Andrea follows him back to his home, trying to talk sense into him. The town needs him to act like the leader. But he’s over it. He doesn’t care if the people stay or go. He’s got a personal vendetta to settle, and he could care less about anything other than that. Andrea wants to know where he found Daryl. He lets her in on the big secret: he had Glenn and Maggie and was torturing them for information. Clunk. And by the way, Andrea, according to the Governor, you’re just a visitor, too.
Back at the prison, Rick and the others return, letting a very sad Carol know that Daryl choose Merle. Rick refuses to talk Tyreese’s group and heads in to bond with his daughter. But as soon as he gets to hold Judith, she starts crying and he starts looking guilty. Is it that she doesn’t trust him? Is it that she reminds him of all he has lost? Either way, things are not good and Rick still has a bit of the crazy. It’s only been a few days since he went all Kurtz in the prison, remember.

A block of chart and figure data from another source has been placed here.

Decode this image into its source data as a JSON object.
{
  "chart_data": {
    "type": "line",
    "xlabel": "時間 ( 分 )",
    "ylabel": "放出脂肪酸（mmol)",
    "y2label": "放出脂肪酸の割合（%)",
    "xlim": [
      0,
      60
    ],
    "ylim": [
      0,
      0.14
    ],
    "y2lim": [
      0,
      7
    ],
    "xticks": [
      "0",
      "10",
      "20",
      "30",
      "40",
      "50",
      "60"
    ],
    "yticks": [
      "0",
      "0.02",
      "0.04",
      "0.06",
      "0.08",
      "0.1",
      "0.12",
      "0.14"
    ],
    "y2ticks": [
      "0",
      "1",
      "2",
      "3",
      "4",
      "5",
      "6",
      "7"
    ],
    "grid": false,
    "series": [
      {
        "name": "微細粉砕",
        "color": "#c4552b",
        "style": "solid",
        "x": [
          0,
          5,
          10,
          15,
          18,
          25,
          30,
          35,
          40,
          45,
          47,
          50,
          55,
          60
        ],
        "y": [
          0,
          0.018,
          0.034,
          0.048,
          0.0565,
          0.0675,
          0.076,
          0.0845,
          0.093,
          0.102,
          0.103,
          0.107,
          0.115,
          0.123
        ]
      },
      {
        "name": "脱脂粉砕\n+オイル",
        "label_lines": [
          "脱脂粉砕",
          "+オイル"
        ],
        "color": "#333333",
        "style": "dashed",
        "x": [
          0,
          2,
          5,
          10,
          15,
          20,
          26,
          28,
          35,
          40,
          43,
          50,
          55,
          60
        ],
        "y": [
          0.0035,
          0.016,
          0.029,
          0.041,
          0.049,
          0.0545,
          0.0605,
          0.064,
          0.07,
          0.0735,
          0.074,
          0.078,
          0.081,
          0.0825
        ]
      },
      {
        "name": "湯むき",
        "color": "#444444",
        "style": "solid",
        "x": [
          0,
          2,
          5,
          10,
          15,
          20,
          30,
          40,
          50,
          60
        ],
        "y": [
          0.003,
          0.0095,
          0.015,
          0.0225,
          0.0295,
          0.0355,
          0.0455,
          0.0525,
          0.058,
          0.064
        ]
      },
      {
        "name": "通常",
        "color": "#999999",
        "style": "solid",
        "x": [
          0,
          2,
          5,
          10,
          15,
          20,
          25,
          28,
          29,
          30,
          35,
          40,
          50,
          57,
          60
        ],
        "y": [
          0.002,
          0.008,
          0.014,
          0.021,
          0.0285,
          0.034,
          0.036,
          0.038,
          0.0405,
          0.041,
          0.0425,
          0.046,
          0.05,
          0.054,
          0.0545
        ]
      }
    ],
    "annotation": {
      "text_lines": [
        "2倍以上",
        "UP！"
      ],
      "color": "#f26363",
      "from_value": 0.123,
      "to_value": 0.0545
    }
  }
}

While Rick turns over what to do with the newcomers, Hershel dresses Glenn’s wounds. You don’t have to be an astute farmer to figure out that something (besides to whole kidnapping thing) is majorly wrong between Glenn and Maggie. Separately, he urges them to share their feelings with one another. Then he goes off to fix up Michonne, who Rick wants out of the prison the moment she can walk again.
When Rick finally meets with Tyreese, two things are clear: he does not trust any single person outside of his own group, and the Governor will surely retaliate. Others in the group recognize that the addition of Tyreese and his people will help in the war that is to come. As it stands, they will be outnumbers and outgunned when the Governor comes knocking. Tyreese agrees to help defend the prison, but Rick still isn’t sure. I don’t believe it is because Rick thinks they are bad people, I think it is because he can’t be responsible (mentally) for any more lives lost.
Just when he is about to agree, Rick sees Lori standing on the catwalk in her wedding dress. He starts screaming at her to get out as the others watch in horror. Not sure who or what he is talking to, Tyreese and his group leave to protect themselves from gun-swinging Rick. Yep, Rick’s brain is broken.